As for updates, between 8-10 days is pretty typical, but it seems to be longer on apps with more updates. To be honest, I'm don't think the average app store buyer pays attention to developer names and such. Hell, the average user doesn't do this in big box games either. That's a hardcore dynamic, limited to less than 0.1% of the audience. And often I put some small feature in out of guilt, but I'm probably wasting my time doing so. This is the only thing I've found to affect sales in any major way. I created a lite version of one game, which has pushed my sales up by maybe a few units a week. Getting bumped into the new list is just more effective.

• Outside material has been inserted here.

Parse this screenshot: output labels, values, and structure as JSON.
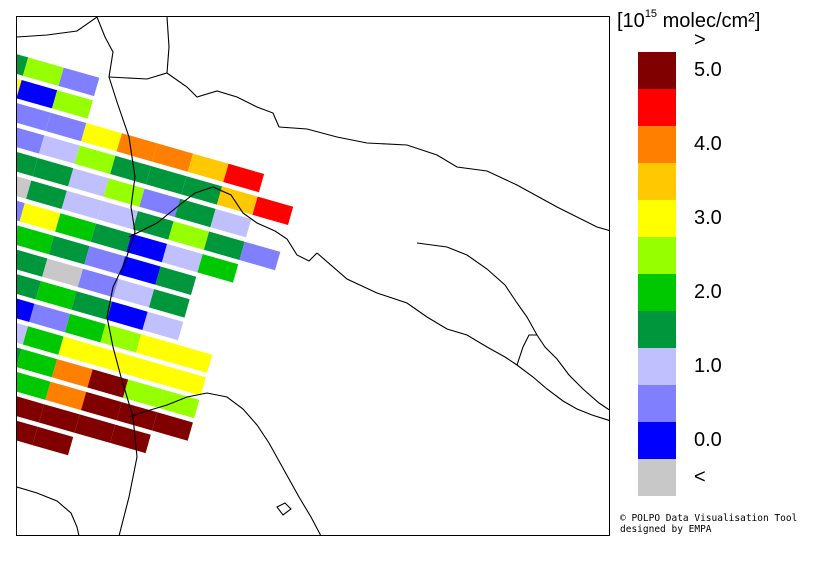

It's unfortunate, because I'd love to really pour time into a single application; but the chances are it won't hit and I feel I'm better off playing a lot of smaller bets than one large one. That might be different if I had a lot more free time to burn though, but I mostly code at night after the kids have gone to bed, and often after coding all day I don't want to work on a long slog, favoring something I can ship in a week or so.
My latest kick is to modularize a large game into a bunch of small apps which can be shipped as their own projects. For instance, right now I'm working on a paint app that will ship as the core of at least two different apps, but will also be a major component of a game I'm working on.